The knowledge of end-to-end network performance is essential to many Internet applications and systems including traffic engineering, content distribution networks, overlay routing, application-level multicast, and peer-to-peer applications. On the one hand, such knowledge allows service providers to adjust their services according to the dynamic network conditions. On the other hand, as many systems are flexible in choosing their communication paths and targets, knowing network performance enables to optimize services by e.g. intelligent path selection.
In the networking field, end-to-end network performance refers to some property of a network path measured by various metrics such as round-trip time (RTT), available bandwidth (ABW) and packet loss rate (PLR). While much progress has been made in network measurement, a main challenge in the acquisition of network performance on large-scale networks is the quadratical growth of the measurement overheads with respect to the number of network nodes, which renders the active probing of all paths infeasible. Thus, a natural idea is to measure a small set of paths and then predict the others where there are no direct measurements. This understanding has motivated numerous research on approaches to network performance prediction.
Commonly, the success of a prediction system is built on its scalability, efficiency, accuracy and practicability. For network performance prediction, two specific requirements have to be met. First, the prediction system should have a decentralized architecture which allows the natural deployment of the system within a networked application. Second, as different performance metrics are useful for different applications, the prediction system should be general and flexible to deal with various metrics in a unified framework.
This thesis presents practical approaches to network performance prediction. There are three main contributions. First, the problem of network performance prediction is formulated as a matrix completion problem where the matrix contains performance measures between network nodes with some of them known and the others unknown and thus to be filled. This new formulation is advantageous in that it is flexible to deal with various metrics in a unified framework, despite their diverse nature. The only requirement is that the matrix to be completed has a low-rank characteristic, which has long been observed in performance matrices constructed from various networks and in various metrics.

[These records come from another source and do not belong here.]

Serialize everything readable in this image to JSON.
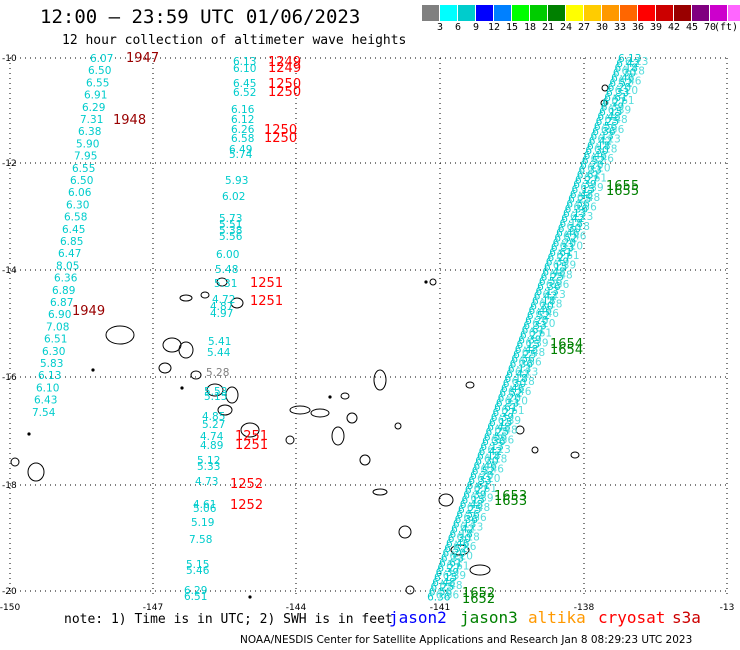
{
  "header": {
    "title": "12:00 — 23:59 UTC 01/06/2023",
    "subtitle": "12 hour collection of altimeter wave heights"
  },
  "legend": {
    "colors": [
      "#808080",
      "#00ffff",
      "#00cccc",
      "#0000ff",
      "#0080ff",
      "#00ff00",
      "#00cc00",
      "#008000",
      "#ffff00",
      "#ffcc00",
      "#ff9900",
      "#ff6600",
      "#ff0000",
      "#cc0000",
      "#990000",
      "#800080",
      "#cc00cc",
      "#ff66ff",
      "#000000"
    ],
    "labels": [
      "3",
      "6",
      "9",
      "12",
      "15",
      "18",
      "21",
      "24",
      "27",
      "30",
      "33",
      "36",
      "39",
      "42",
      "45",
      "70"
    ],
    "unit": "(ft)"
  },
  "axes": {
    "lat_labels": [
      "-10",
      "-12",
      "-14",
      "-16",
      "-18",
      "-20"
    ],
    "lon_labels": [
      "-150",
      "-147",
      "-144",
      "-141",
      "-138",
      "-13"
    ]
  },
  "observations": {
    "track1_swh": [
      "6.07",
      "6.50",
      "6.55",
      "6.91",
      "6.29",
      "7.31",
      "6.38",
      "5.90",
      "7.95",
      "6.55",
      "6.50",
      "6.06",
      "6.30",
      "6.58",
      "6.45",
      "6.85",
      "6.47",
      "8.05",
      "6.36",
      "6.89",
      "6.87",
      "6.90",
      "7.08",
      "6.51",
      "6.30",
      "5.83",
      "6.13",
      "6.10",
      "6.43",
      "7.54"
    ],
    "track1_times": [
      "1947",
      "1948",
      "1949"
    ],
    "track2_swh": [
      "6.13",
      "6.10",
      "6.45",
      "6.52",
      "6.16",
      "6.12",
      "6.26",
      "6.58",
      "6.49",
      "5.74",
      "5.93",
      "6.02",
      "5.73",
      "5.51",
      "5.38",
      "5.56",
      "6.00",
      "5.48",
      "5.31",
      "4.72",
      "4.87",
      "4.97",
      "5.41",
      "5.44",
      "5.28",
      "5.53",
      "5.15",
      "4.85",
      "5.27",
      "4.74",
      "4.89",
      "5.12",
      "5.33",
      "4.73",
      "4.61",
      "5.06",
      "5.19",
      "7.58",
      "5.15",
      "5.46",
      "6.29",
      "6.51"
    ],
    "track2_times": [
      "1249",
      "1249",
      "1250",
      "1250",
      "1250",
      "1250",
      "1251",
      "1251",
      "1251",
      "1251",
      "1252",
      "1252"
    ],
    "track3_times": [
      "1655",
      "1655",
      "1654",
      "1654",
      "1653",
      "1653",
      "1652",
      "1652"
    ]
  },
  "satellites": [
    {
      "name": "jason2",
      "color": "#0000ff"
    },
    {
      "name": "jason3",
      "color": "#008000"
    },
    {
      "name": "altika",
      "color": "#ff9900"
    },
    {
      "name": "cryosat",
      "color": "#ff0000"
    },
    {
      "name": "s3a",
      "color": "#cc0000"
    }
  ],
  "note": "note: 1) Time is in UTC; 2) SWH is in feet",
  "footer": "NOAA/NESDIS Center for Satellite Applications and Research   Jan  8 08:29:23 UTC 2023"
}
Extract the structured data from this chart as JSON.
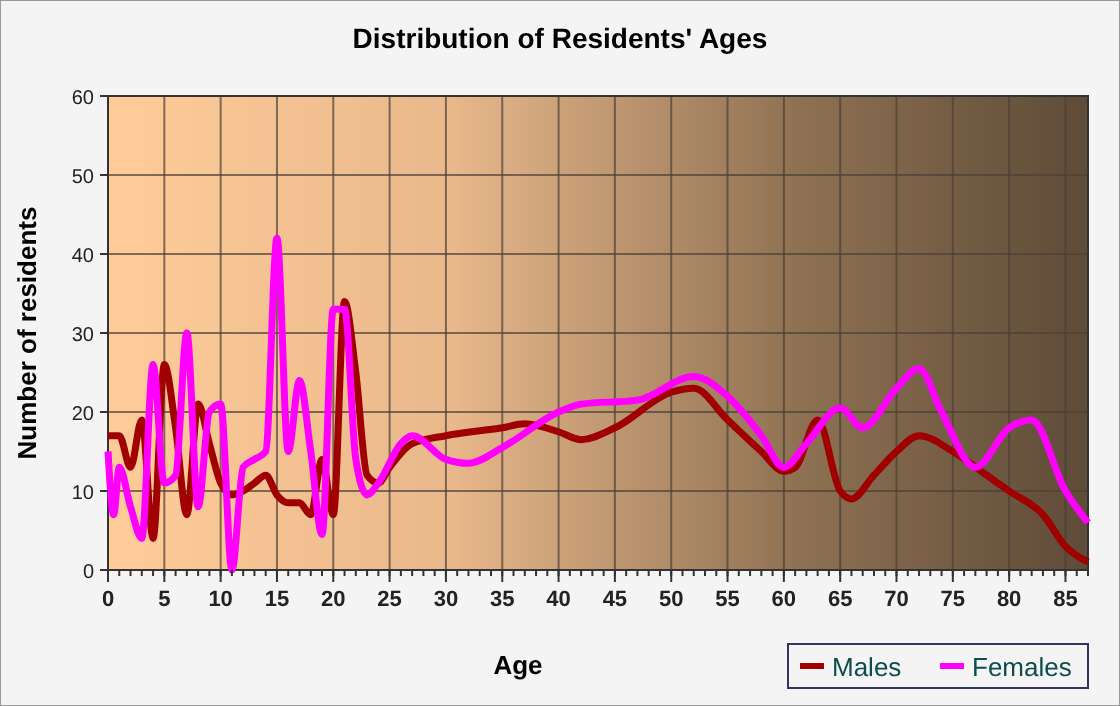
{
  "chart_data": {
    "type": "line",
    "title": "Distribution of Residents' Ages",
    "xlabel": "Age",
    "ylabel": "Number of residents",
    "xlim": [
      0,
      87
    ],
    "xticks": [
      0,
      5,
      10,
      15,
      20,
      25,
      30,
      35,
      40,
      45,
      50,
      55,
      60,
      65,
      70,
      75,
      80,
      85
    ],
    "ylim": [
      0,
      60
    ],
    "yticks": [
      0,
      10,
      20,
      30,
      40,
      50,
      60
    ],
    "grid": true,
    "legend": "bottom right",
    "series": [
      {
        "name": "Males",
        "color": "#a00000",
        "x": [
          0,
          1,
          2,
          3,
          4,
          5,
          6,
          7,
          8,
          9,
          10,
          11,
          12,
          13,
          14,
          15,
          16,
          17,
          18,
          19,
          20,
          21,
          22,
          23,
          24,
          25,
          27,
          30,
          35,
          37,
          40,
          42,
          45,
          50,
          52,
          55,
          58,
          60,
          61,
          63,
          65,
          66,
          68,
          70,
          72,
          75,
          78,
          80,
          83,
          85,
          87
        ],
        "values": [
          17,
          17,
          13,
          19,
          4,
          26,
          18,
          7,
          21,
          16,
          11,
          9.5,
          10,
          11,
          12,
          9.5,
          8.5,
          8.5,
          7,
          14,
          7,
          34,
          25,
          12,
          11,
          13,
          16,
          17,
          18,
          18.5,
          17.5,
          16.5,
          18,
          22.5,
          23,
          19,
          15,
          12.5,
          13,
          19,
          10,
          9,
          12,
          15,
          17,
          15,
          12,
          10,
          7,
          3,
          1
        ]
      },
      {
        "name": "Females",
        "color": "#ff00ff",
        "x": [
          0,
          0.5,
          1,
          2,
          3,
          4,
          5,
          6,
          7,
          8,
          9,
          10,
          11,
          12,
          13,
          14,
          15,
          16,
          17,
          18,
          19,
          20,
          21,
          22,
          23,
          24,
          26,
          27,
          30,
          32,
          35,
          40,
          42,
          47,
          52,
          55,
          58,
          60,
          62,
          65,
          67,
          70,
          72,
          74,
          77,
          80,
          82,
          85,
          87
        ],
        "values": [
          15,
          7,
          13,
          8,
          4,
          26,
          11,
          12,
          30,
          8,
          20,
          21,
          0,
          13,
          14,
          15,
          42,
          15,
          24,
          15,
          4.5,
          33,
          33,
          14,
          9.5,
          11,
          16,
          17,
          14,
          13.5,
          15.5,
          20,
          21,
          21.5,
          24.5,
          22,
          17,
          13,
          16,
          20.5,
          18,
          23,
          25.5,
          20,
          13,
          18,
          19,
          10,
          6
        ]
      }
    ]
  }
}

Second, the matrix completion problem is solved by a novel approach called Decentralized Matrix Factorization by Stochastic Gradient Descent (DMFSGD). The approach requires neither explicit constructions of matrices nor special nodes such as landmarks and central servers. Instead, by letting network nodes exchange messages with each other, matrix factorization is collaboratively and iteratively achieved at all nodes, with each node equally retrieving a number of measurements. The approach is practical in that it is simple, with no infrastructure, and is computationally lightweight, containing only vector operations.
Third, instead of the conventional representation of exact metric values, this thesis also investigates coarse performance representations including binary classes (The performance is classified into binary classes of either ``good' or ``bad'.) and ordinal ratings (The performance is quantized from 1 star to 5 stars.). Such more qualitative than quantitative measures not only fulfill the requirements of many Internet applications, but also reduce the measurement cost and enable a unified treatment of various metrics. In addition, as both class and rating measures can be nicely integrated in the matrix completion framework, the same DMFSGD approach is applicable for their prediction, with little modification required.
The resulting prediction system has been extensively evaluated on various publicly-available datasets of two kinds of metrics, namely RTT and ABW. These experiments demonstrate not only the scalability and the accuracy of the DMFSGD approach but also its usability in real Internet applications. In addition, the benefits of predicting performance classes and ratings, rather than their actual values, are demonstrated by a use-case study on peer selection, a function that is commonly required in a number of network applications.